The Riverside Press-Enterprise
Trump docs case may be trial-bound
Judge appears skeptical that former president could legally keep records
A federal judge appeared reluctant Thursday to dismiss the classified documents prosecution of Donald Trump after his lawyers argued for hours that the case trampled on the former president's rights.
As Trump looked on in the courtroom, his attorneys pressed U.S. District Judge Aileen Cannon to throw out the case, arguing he was legally entitled to keep the sensitive records he is charged with illegally retaining after he left the White House.
Trump's lawyers say the Presidential Records Act gave him the authority to designate as personal property the records he took with him to his Mar-a-lago estate in Florida. Prosecutors say those included top-secret information and documents related to nuclear programs and the military capabilities of the U.S. and foreign adversaries.
Cannon, who was nominated to the bench by Trump, didn't immediately rule, but made it clear through her questions that she was skeptical of the defense effort to scuttle one of four criminal cases against the 2024 presumptive Republican presidential nominee. Cannon suggested she seemed inclined to have the disputed issues be decided by a jury.
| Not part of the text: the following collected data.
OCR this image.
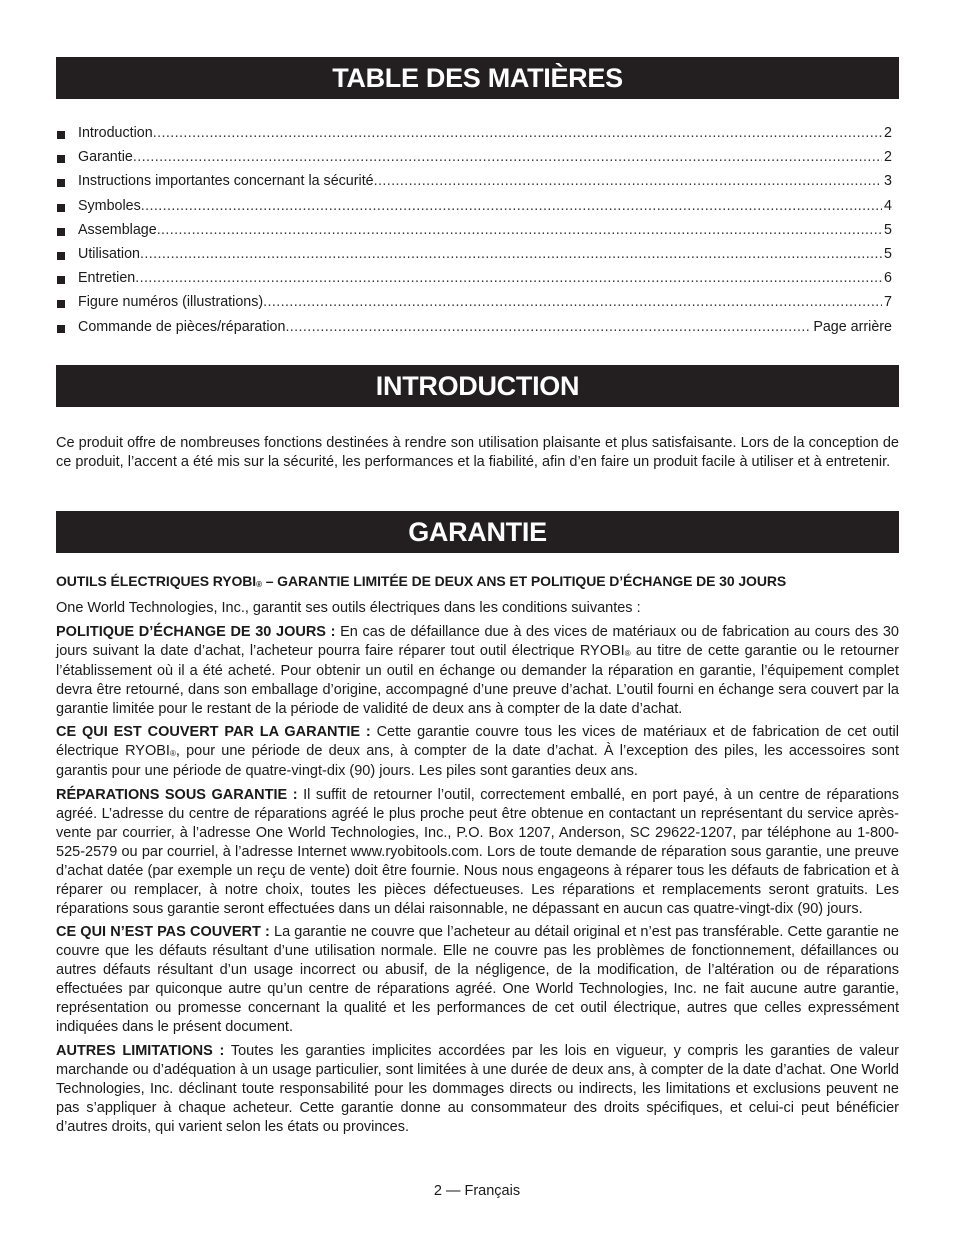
TABLE DES MATIÈRES
Introduction .....	2
Garantie .....	2
Instructions importantes concernant la sécurité .....	3
Symboles .....	4
Assemblage .....	5
Utilisation .....	5
Entretien .....	6
Figure numéros (illustrations) .....	7
Commande de pièces/réparation .....	Page arrière
INTRODUCTION

Ce produit offre de nombreuses fonctions destinées à rendre son utilisation plaisante et plus satisfaisante. Lors de la conception de ce produit, l’accent a été mis sur la sécurité, les performances et la fiabilité, afin d’en faire un produit facile à utiliser et à entretenir.

GARANTIE

OUTILS ÉLECTRIQUES RYOBI® – GARANTIE LIMITÉE DE DEUX ANS ET POLITIQUE D’ÉCHANGE DE 30 JOURS

One World Technologies, Inc., garantit ses outils électriques dans les conditions suivantes :

POLITIQUE D’ÉCHANGE DE 30 JOURS : En cas de défaillance due à des vices de matériaux ou de fabrication au cours des 30 jours suivant la date d’achat, l’acheteur pourra faire réparer tout outil électrique RYOBI® au titre de cette garantie ou le retourner l’établissement où il a été acheté. Pour obtenir un outil en échange ou demander la réparation en garantie, l’équipement complet devra être retourné, dans son emballage d’origine, accompagné d’une preuve d’achat. L’outil fourni en échange sera couvert par la garantie limitée pour le restant de la période de validité de deux ans à compter de la date d’achat.

CE QUI EST COUVERT PAR LA GARANTIE : Cette garantie couvre tous les vices de matériaux et de fabrication de cet outil électrique RYOBI®, pour une période de deux ans, à compter de la date d’achat. À l’exception des piles, les accessoires sont garantis pour une période de quatre-vingt-dix (90) jours. Les piles sont garanties deux ans.

RÉPARATIONS SOUS GARANTIE : Il suffit de retourner l’outil, correctement emballé, en port payé, à un centre de réparations agréé. L’adresse du centre de réparations agréé le plus proche peut être obtenue en contactant un représentant du service après-vente par courrier, à l’adresse One World Technologies, Inc., P.O. Box 1207, Anderson, SC 29622-1207, par téléphone au 1-800-525-2579 ou par courriel, à l’adresse Internet www.ryobitools.com. Lors de toute demande de réparation sous garantie, une preuve d’achat datée (par exemple un reçu de vente) doit être fournie. Nous nous engageons à réparer tous les défauts de fabrication et à réparer ou remplacer, à notre choix, toutes les pièces défectueuses. Les réparations et remplacements seront gratuits. Les réparations sous garantie seront effectuées dans un délai raisonnable, ne dépassant en aucun cas quatre-vingt-dix (90) jours.

CE QUI N’EST PAS COUVERT : La garantie ne couvre que l’acheteur au détail original et n’est pas transférable. Cette garantie ne couvre que les défauts résultant d’une utilisation normale. Elle ne couvre pas les problèmes de fonctionnement, défaillances ou autres défauts résultant d’un usage incorrect ou abusif, de la négligence, de la modification, de l’altération ou de réparations effectuées par quiconque autre qu’un centre de réparations agréé. One World Technologies, Inc. ne fait aucune autre garantie, représentation ou promesse concernant la qualité et les performances de cet outil électrique, autres que celles expressément indiquées dans le présent document.

AUTRES LIMITATIONS : Toutes les garanties implicites accordées par les lois en vigueur, y compris les garanties de valeur marchande ou d’adéquation à un usage particulier, sont limitées à une durée de deux ans, à compter de la date d’achat. One World Technologies, Inc. déclinant toute responsabilité pour les dommages directs ou indirects, les limitations et exclusions peuvent ne pas s’appliquer à chaque acheteur. Cette garantie donne au consommateur des droits spécifiques, et celui-ci peut bénéficier d’autres droits, qui varient selon les états ou provinces.

2 — Français
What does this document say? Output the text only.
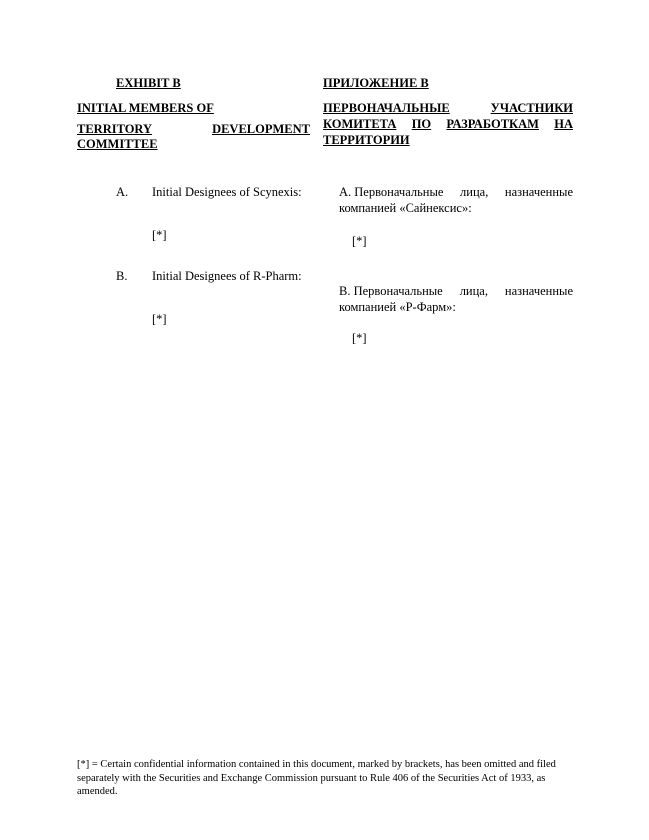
EXHIBIT B
INITIAL MEMBERS OF
TERRITORY	DEVELOPMENT
COMMITTEE
A. Initial Designees of Scynexis:
[*]
B. Initial Designees of R-Pharm:
[*]
ПРИЛОЖЕНИЕ В
ПЕРВОНАЧАЛЬНЫЕ	УЧАСТНИКИ
КОМИТЕТА ПО РАЗРАБОТКАМ НА
ТЕРРИТОРИИ
А. Первоначальные лица, назначенные
компанией «Сайнексис»:
[*]
В. Первоначальные лица, назначенные
компанией «Р-Фарм»:
[*]
[*] = Certain confidential information contained in this document, marked by brackets, has been omitted and filed separately with the Securities and Exchange Commission pursuant to Rule 406 of the Securities Act of 1933, as amended.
A prosecutor told Cannon that
there are “all sorts of reasons” that Trump's argument is wrong. Prosecutors said the files Trump is charged with possessing are presidential records, not personal ones, and that the statute does not apply to classified and top-secret documents, like those kept at Mar-a-lago.
“The documents charged in the indictment are not personal records. They are not,” said David Harbach, a member of special counsel Jack Smith's team.